I’ve known Bob Kerr for decades; I only first met him for one hour last Wednesday. I know him through his columns. He wrote for all of us, highlighting everyday Rhode Islanders who struggled to overcome their own personal adversities, or those engaged quietly and without fanfare to make Rhode Island a better place and life a little more gentle for those who have the least among us. And, yes, he created the “Clemency Coach” where he poked a stick in the deserving eyes of its passengers.

In short, I learned more about the community that I’ve lived in for sixty-six years than I ever learned from the stark and sterile sterile stories on the front pages above the fold. People, everyday people, people who work in anonymity, are what make a community. They are the strength of a community and highlighting their lives and their efforts made me feel more connected to my community and I am better for it.

For that alone I say, “thank you Bob.”

But equally unsettling was how the layoffs were conducted. Forty-three years reduced to ten minutes; the delivery of a severance package with the admonition that if you complain you don’t get the money. If you exercise any legal right that you might have, you lose the money. Here’s your hat and coat; don’t let the door hit you on the way out.

I was speaking with someone with vast corporate experience and I was told that this is the way it is today. The “suits” either come in or send a minion to deliver the fatal blow to a lifetime of work. It matters not whether you’re famous or anonymous, the end is visited in a bloodless cold manner. It’s nothing personal, it’s just business.

Except it is personal. People are self-defined by the work they do. It becomes who they are, a part of their history and future. This sense of self, fortified with the dignity that work provides, gives you the ability to take your place equal with others in the community.

There’s a lyric in Bruce Springsteen’s song Youngstown  that I think is apropos: Once I made you rich enough; rich enough to forget my name. 

So to the Corporate Barbarians I just say this: your actions are personal, not just to the people directly affected but to the community as a whole. Institutions built from the ground up and sustained by people who give their lives to them are essential to the fabric that binds our communities. They help give life and vibrancy to us individually and collectively. The opportunity to work at what we do with pride and purpose, secure that there is a contract – unspoken but very real – between employer and employed, is vital to stitching together the rich tapestry of our community.
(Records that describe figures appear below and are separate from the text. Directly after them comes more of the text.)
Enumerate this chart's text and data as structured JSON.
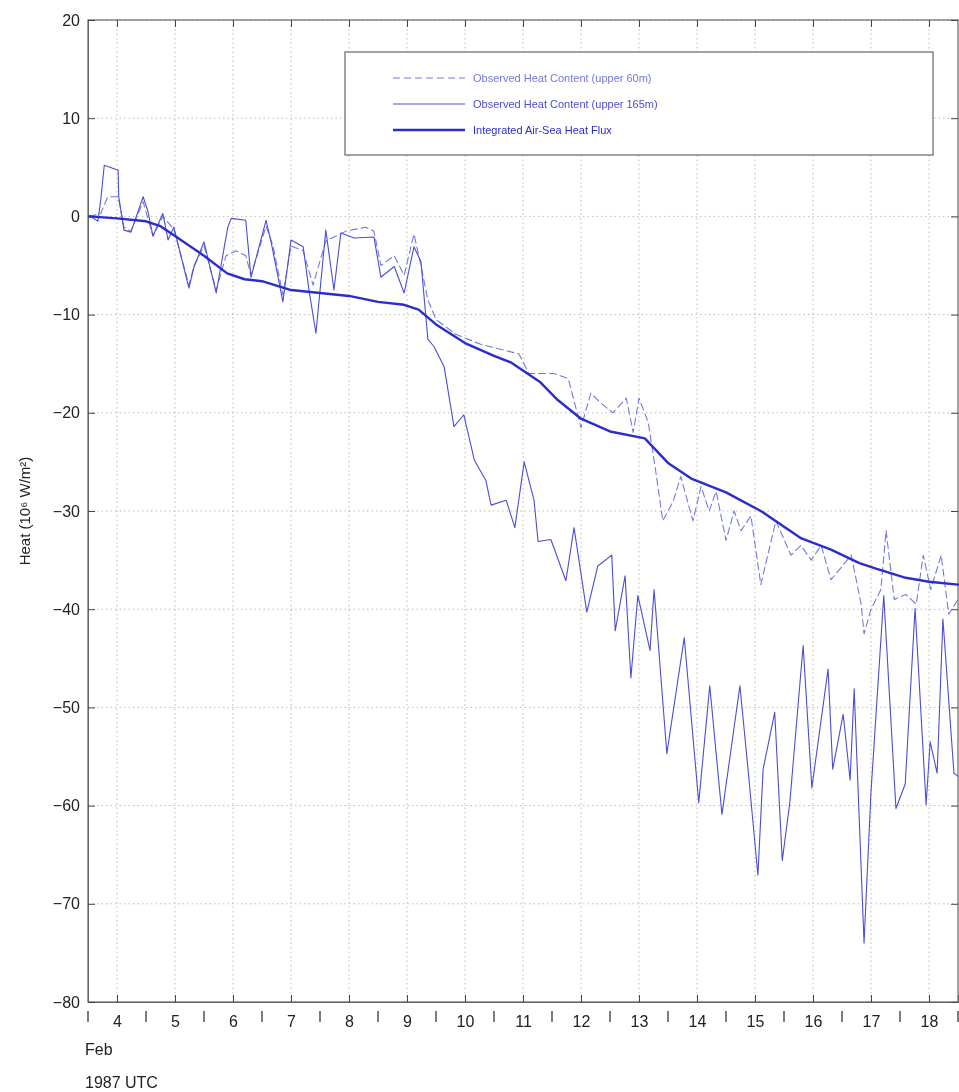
{
  "chart_data": {
    "type": "line",
    "xlabel": "Feb\n1987 UTC",
    "ylabel": "Heat (10⁶ W/m²)",
    "xlim": [
      4,
      19
    ],
    "ylim": [
      -80,
      20
    ],
    "yticks": [
      -80,
      -70,
      -60,
      -50,
      -40,
      -30,
      -20,
      -10,
      0,
      10,
      20
    ],
    "xticks": [
      {
        "value": 4,
        "label": null
      },
      {
        "value": 4.5,
        "label": "4"
      },
      {
        "value": 5,
        "label": null
      },
      {
        "value": 5.5,
        "label": "5"
      },
      {
        "value": 6,
        "label": null
      },
      {
        "value": 6.5,
        "label": "6"
      },
      {
        "value": 7,
        "label": null
      },
      {
        "value": 7.5,
        "label": "7"
      },
      {
        "value": 8,
        "label": null
      },
      {
        "value": 8.5,
        "label": "8"
      },
      {
        "value": 9,
        "label": null
      },
      {
        "value": 9.5,
        "label": "9"
      },
      {
        "value": 10,
        "label": null
      },
      {
        "value": 10.5,
        "label": "10"
      },
      {
        "value": 11,
        "label": null
      },
      {
        "value": 11.5,
        "label": "11"
      },
      {
        "value": 12,
        "label": null
      },
      {
        "value": 12.5,
        "label": "12"
      },
      {
        "value": 13,
        "label": null
      },
      {
        "value": 13.5,
        "label": "13"
      },
      {
        "value": 14,
        "label": null
      },
      {
        "value": 14.5,
        "label": "14"
      },
      {
        "value": 15,
        "label": null
      },
      {
        "value": 15.5,
        "label": "15"
      },
      {
        "value": 16,
        "label": null
      },
      {
        "value": 16.5,
        "label": "16"
      },
      {
        "value": 17,
        "label": null
      },
      {
        "value": 17.5,
        "label": "17"
      },
      {
        "value": 18,
        "label": null
      },
      {
        "value": 18.5,
        "label": "18"
      },
      {
        "value": 19,
        "label": null
      }
    ],
    "grid": true,
    "legend": "top right",
    "series": [
      {
        "name": "Observed Heat Content (upper 60m)",
        "color": "#7478e2",
        "line_style": "dashed",
        "x": [
          4.02,
          4.22,
          4.34,
          4.52,
          4.62,
          4.74,
          4.95,
          5.12,
          5.29,
          5.48,
          5.74,
          5.83,
          6.0,
          6.21,
          6.38,
          6.55,
          6.72,
          6.81,
          7.07,
          7.19,
          7.36,
          7.5,
          7.71,
          7.88,
          8.1,
          8.28,
          8.45,
          8.79,
          8.93,
          9.05,
          9.28,
          9.45,
          9.62,
          9.74,
          9.86,
          10.0,
          10.34,
          10.76,
          11.09,
          11.43,
          11.6,
          12.03,
          12.28,
          12.5,
          12.67,
          12.84,
          13.05,
          13.28,
          13.4,
          13.5,
          13.66,
          13.79,
          13.91,
          14.09,
          14.22,
          14.43,
          14.57,
          14.71,
          14.83,
          15.0,
          15.14,
          15.26,
          15.43,
          15.6,
          15.86,
          16.12,
          16.29,
          16.47,
          16.64,
          16.81,
          17.16,
          17.33,
          17.38,
          17.5,
          17.67,
          17.76,
          17.9,
          18.1,
          18.28,
          18.4,
          18.53,
          18.71,
          18.84,
          19.0
        ],
        "values": [
          0,
          0.3,
          2.0,
          2.0,
          -1.1,
          -1.5,
          1.5,
          -2.0,
          0,
          -1.3,
          -7.0,
          -5.0,
          -3.0,
          -7.5,
          -4.0,
          -3.5,
          -4.0,
          -6.0,
          -1.0,
          -3.0,
          -8.0,
          -3.0,
          -3.5,
          -7.0,
          -2.5,
          -2.0,
          -1.5,
          -1.1,
          -1.5,
          -5.0,
          -4.0,
          -6.0,
          -1.8,
          -5.0,
          -8.5,
          -10.5,
          -12.0,
          -13.0,
          -13.5,
          -14.0,
          -16.0,
          -16.0,
          -16.5,
          -21.5,
          -18.0,
          -19.0,
          -20.0,
          -18.5,
          -22.0,
          -18.5,
          -21.0,
          -26.0,
          -31.0,
          -29.0,
          -26.5,
          -31.0,
          -27.5,
          -30.0,
          -28.0,
          -33.0,
          -30.0,
          -32.0,
          -30.5,
          -37.5,
          -31.0,
          -34.5,
          -33.5,
          -35.0,
          -33.5,
          -37.0,
          -34.5,
          -39.5,
          -42.5,
          -40.0,
          -38.0,
          -32.0,
          -39.0,
          -38.5,
          -39.5,
          -34.5,
          -38.0,
          -34.5,
          -40.5,
          -39.0
        ]
      },
      {
        "name": "Observed Heat Content (upper 165m)",
        "color": "#4a4ed2",
        "line_style": "solid",
        "x": [
          4.02,
          4.17,
          4.22,
          4.28,
          4.52,
          4.53,
          4.62,
          4.74,
          4.95,
          5.03,
          5.12,
          5.29,
          5.38,
          5.48,
          5.74,
          5.83,
          6.0,
          6.21,
          6.41,
          6.47,
          6.72,
          6.81,
          7.07,
          7.16,
          7.36,
          7.5,
          7.71,
          7.81,
          7.93,
          8.1,
          8.24,
          8.36,
          8.59,
          8.93,
          9.05,
          9.28,
          9.45,
          9.62,
          9.74,
          9.86,
          9.97,
          10.14,
          10.31,
          10.48,
          10.66,
          10.86,
          10.95,
          11.21,
          11.36,
          11.52,
          11.69,
          11.76,
          11.98,
          12.24,
          12.38,
          12.6,
          12.79,
          13.03,
          13.09,
          13.26,
          13.36,
          13.48,
          13.69,
          13.76,
          13.98,
          14.28,
          14.53,
          14.72,
          14.93,
          15.24,
          15.38,
          15.55,
          15.64,
          15.84,
          15.97,
          16.1,
          16.33,
          16.48,
          16.76,
          16.84,
          17.02,
          17.14,
          17.21,
          17.38,
          17.5,
          17.72,
          17.93,
          18.09,
          18.26,
          18.45,
          18.52,
          18.64,
          18.74,
          18.93,
          19.0
        ],
        "values": [
          0.1,
          -0.5,
          1.7,
          5.2,
          4.7,
          2.0,
          -1.4,
          -1.6,
          2.0,
          0.6,
          -2.0,
          0.3,
          -2.4,
          -1.1,
          -7.3,
          -5.1,
          -2.6,
          -7.8,
          -1.1,
          -0.2,
          -0.4,
          -6.2,
          -0.4,
          -2.7,
          -8.7,
          -2.4,
          -3.1,
          -7.5,
          -11.9,
          -1.4,
          -7.5,
          -1.7,
          -2.2,
          -2.1,
          -6.2,
          -5.1,
          -7.8,
          -3.1,
          -4.6,
          -12.5,
          -13.3,
          -15.3,
          -21.4,
          -20.2,
          -24.8,
          -26.9,
          -29.4,
          -28.9,
          -31.7,
          -25.0,
          -28.9,
          -33.1,
          -32.9,
          -37.1,
          -31.7,
          -40.3,
          -35.6,
          -34.5,
          -42.2,
          -36.6,
          -47.0,
          -38.6,
          -44.2,
          -38.0,
          -54.7,
          -42.9,
          -59.7,
          -47.8,
          -60.9,
          -47.8,
          -56.3,
          -67.1,
          -56.3,
          -50.5,
          -65.6,
          -59.7,
          -43.7,
          -58.2,
          -46.1,
          -56.3,
          -50.7,
          -57.4,
          -48.1,
          -74.0,
          -58.6,
          -38.6,
          -60.3,
          -57.8,
          -39.9,
          -59.9,
          -53.5,
          -56.7,
          -41.0,
          -56.7,
          -57.0
        ]
      },
      {
        "name": "Integrated Air-Sea Heat Flux",
        "color": "#2a2dcc",
        "line_style": "solid",
        "x": [
          4.02,
          4.5,
          5.0,
          5.25,
          5.5,
          6.0,
          6.4,
          6.7,
          7.0,
          7.5,
          8.0,
          8.5,
          9.0,
          9.45,
          9.7,
          10.0,
          10.5,
          11.0,
          11.3,
          11.8,
          12.1,
          12.5,
          13.0,
          13.6,
          14.0,
          14.4,
          15.0,
          15.6,
          16.3,
          16.8,
          17.3,
          17.6,
          18.1,
          18.5,
          19.0
        ],
        "values": [
          0,
          -0.2,
          -0.5,
          -1,
          -2,
          -4,
          -5.8,
          -6.4,
          -6.6,
          -7.5,
          -7.8,
          -8.1,
          -8.7,
          -9.0,
          -9.5,
          -11.0,
          -12.9,
          -14.2,
          -14.9,
          -16.9,
          -18.7,
          -20.6,
          -21.9,
          -22.6,
          -25.1,
          -26.7,
          -28.1,
          -30.0,
          -32.8,
          -33.9,
          -35.3,
          -35.9,
          -36.8,
          -37.2,
          -37.5
        ]
      }
    ]
  }
}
When the Barbarians come in and deep dive to the bottom line, unconcerned with the damage in their wake, they tear at the fabric of that delicate tapestry. And as we have seen over the past decades, communities have been destroyed by this perverse and predatory zero sum game played with the real lives of real people. George Packer in his book The Unwinding details this much better than I can here, but suffice it to say that what we saw last Wednesday is another in a long string of examples of predatory purchases that chip away and eventually destroy the soul of a community.

In a couple of weeks my subscription to The Providence Journal is due to renew or expire. Here’s my notice: when that renewal notice comes, don’t expect a response. I’m done. I will not contribute one more penny to a corporation that has so little regard for me and my community. This has been coming to a head for years, now it’s time to do something. I know that my little subscription in the cosmic scheme is meaningless, but if others combine….

See, I just gave you more than ten minutes in severing our forty-two year subscription relationship. That’s how it’s done fellas.